I should have took up baby-sitting children with dirty faces, chipped pink fingernail polish and stringy hair. I could have an impressive gathering of broken Fisher Price® toys all around the yard and a rusted swing set beside the old powder -blue Ford Galaxy 500....and another collection of aluminum cans.

I could have had a plethora of unvaccinated cats....and let 'em breed...and not worm 'em or name 'em. I could install indoor / outdoor carpet...gray, and get some bad bedroom furniture...you know the kind...miss-matched 1960's style blonde-wood furniture....and it would have cigarette burns on the edges and coffee cup rings that ate away the finish. I'd have those tall, discontinued pastel plastic tumblers from Tupperware®. The green tumbler would have old milk in it, the yellow one would be on the front porch with rain water and two cigarette butts in it, the blue one would be in the bathtub, and the pink one would be brown on the inside...as it's my favorite iced-tea tumbler.

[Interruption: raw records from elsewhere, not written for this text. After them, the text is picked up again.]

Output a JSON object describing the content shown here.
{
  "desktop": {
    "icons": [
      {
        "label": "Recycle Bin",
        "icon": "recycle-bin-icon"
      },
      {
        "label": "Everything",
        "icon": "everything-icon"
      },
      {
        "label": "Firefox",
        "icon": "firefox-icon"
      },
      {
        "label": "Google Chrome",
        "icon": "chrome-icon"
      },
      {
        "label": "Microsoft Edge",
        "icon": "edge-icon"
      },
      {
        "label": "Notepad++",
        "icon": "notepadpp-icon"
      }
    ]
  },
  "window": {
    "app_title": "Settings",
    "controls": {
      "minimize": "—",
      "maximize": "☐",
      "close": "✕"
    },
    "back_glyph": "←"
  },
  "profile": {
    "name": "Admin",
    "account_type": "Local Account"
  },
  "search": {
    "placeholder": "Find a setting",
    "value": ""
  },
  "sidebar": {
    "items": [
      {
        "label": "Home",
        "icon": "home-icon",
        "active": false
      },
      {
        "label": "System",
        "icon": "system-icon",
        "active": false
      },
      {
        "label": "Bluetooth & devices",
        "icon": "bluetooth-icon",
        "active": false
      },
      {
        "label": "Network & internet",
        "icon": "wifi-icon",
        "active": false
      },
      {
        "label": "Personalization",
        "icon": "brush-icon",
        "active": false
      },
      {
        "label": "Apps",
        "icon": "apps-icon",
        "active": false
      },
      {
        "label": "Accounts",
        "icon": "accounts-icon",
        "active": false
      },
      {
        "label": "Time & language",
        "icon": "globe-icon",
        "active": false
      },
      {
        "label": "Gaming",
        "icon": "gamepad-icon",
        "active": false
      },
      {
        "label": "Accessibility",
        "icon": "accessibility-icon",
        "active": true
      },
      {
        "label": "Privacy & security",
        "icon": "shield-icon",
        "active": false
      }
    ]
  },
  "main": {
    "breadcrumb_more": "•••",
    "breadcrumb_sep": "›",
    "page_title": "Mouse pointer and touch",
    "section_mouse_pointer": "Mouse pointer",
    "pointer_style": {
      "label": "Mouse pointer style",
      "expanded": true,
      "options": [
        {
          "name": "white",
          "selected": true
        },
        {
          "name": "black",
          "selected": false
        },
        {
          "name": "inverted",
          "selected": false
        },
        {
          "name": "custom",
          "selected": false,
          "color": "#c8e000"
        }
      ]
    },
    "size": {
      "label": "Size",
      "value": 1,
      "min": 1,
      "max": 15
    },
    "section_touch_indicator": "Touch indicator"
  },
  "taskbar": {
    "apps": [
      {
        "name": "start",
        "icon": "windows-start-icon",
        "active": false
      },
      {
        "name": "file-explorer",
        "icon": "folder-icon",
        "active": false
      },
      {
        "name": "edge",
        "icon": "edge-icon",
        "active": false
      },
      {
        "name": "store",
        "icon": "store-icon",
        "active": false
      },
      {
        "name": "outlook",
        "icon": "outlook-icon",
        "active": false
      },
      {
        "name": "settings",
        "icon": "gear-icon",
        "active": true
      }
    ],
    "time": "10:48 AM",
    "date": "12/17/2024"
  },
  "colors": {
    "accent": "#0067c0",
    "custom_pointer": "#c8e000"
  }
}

Of course, that's when I'm not drinking diet sodas or Black Label® beer....adding to that can collection.

My evenings would be spent gathering with my buddies on the front steps and gossiping about the 'uppity' neighbors because they cleaned up their front yard. We'd talk about what we'd do if we hit the lottery and who will sit with Glenna all day, on Monday, at the free clinic, and what's on sale at Big Lots and Dollar General.

But, eventually, the ringworm cleared up and I moved out of my 'imaginary trailer park'. I began to feel better about myself....but I still go to Big Lots and Dollar General, on occasion.  There's just no class in having ringworm!

Oh, and if you see yourself in this story, and you're offended....don't complain to me about it....I just write it as I have seen it, it's your choice to live it.